Résumé:
"On a dit de moi que j'étais la plus grande geisha de ma génération. Certes, j'ai recueilli les plus beaux succès. Mon destin a été jalonné d'extraordinaires défis et de merveilleuses gratifications. Et pourtant les astreintes de ce qui est plus qu'une profession - un véritable sacerdoce - m'ont finalement poussée à l'abandonner... Il est temps de lever les voiles du mystère qui plane autour de la vie des geishas. Je veux briser un silence vieux de trois cent ans. Je vous invite à me suivre dans le monde des fleurs et des saules, le monde de Gion-Kobu."

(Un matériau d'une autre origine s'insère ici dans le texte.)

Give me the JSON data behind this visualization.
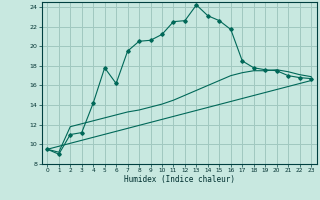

Voici le témoignage de celle qui fut, à maints égards, la dernière incarnation d'un art de vivre séculaire. Jugée digne de devenir l'héritière de la "maison de geishas" la plus prisée de Kyoto, Mineko Iwasaki décide de quitter ses parents pour les sauver de la misère. On lui apprend la danse, la musique, la calligraphie, la discipline. Mais elle découvre peu à peu, derrière les kimonos de soie et les réceptions prestigieuses - où magnats de l'industrie, monstres sacrés du cinéma et têtes couronnées se disputent sa compagnie -, que la condition des geishas, peu instruites et soumises au bon vouloir de leurs clients, n'évolue pas dans le Japon post-féodal...
Mon avis:
J'ai beaucoup aimé ce livre, qui montre la face cachée de la vie de la geisha. On apprend que son beau kimono lui est parfois un supplice, du fait de ses 20 kilos. On apprend que leur attitude doit être parfaite, très codifiée, et que le moindre faux pas peut leur coûter cher. Je recommande vivement ce livre à qui veut plus en savoir sur la culture japonaise et les fleurs de sa société.
Anecdote:
Ce récit a été utilisé par Arthur Golden pour écrire la base de son histoire sur Sayuri, la geisha de Gion. Mineko, la geisha de ce livre, a ensuite été très mal vue au Japon, pour avoir délivré des secrets séculaires sur le monde des geishas à des étrangers. Elle aurait reçu des menaces de mort, par la faute de l'auteur, qui avait promis de taire son nom.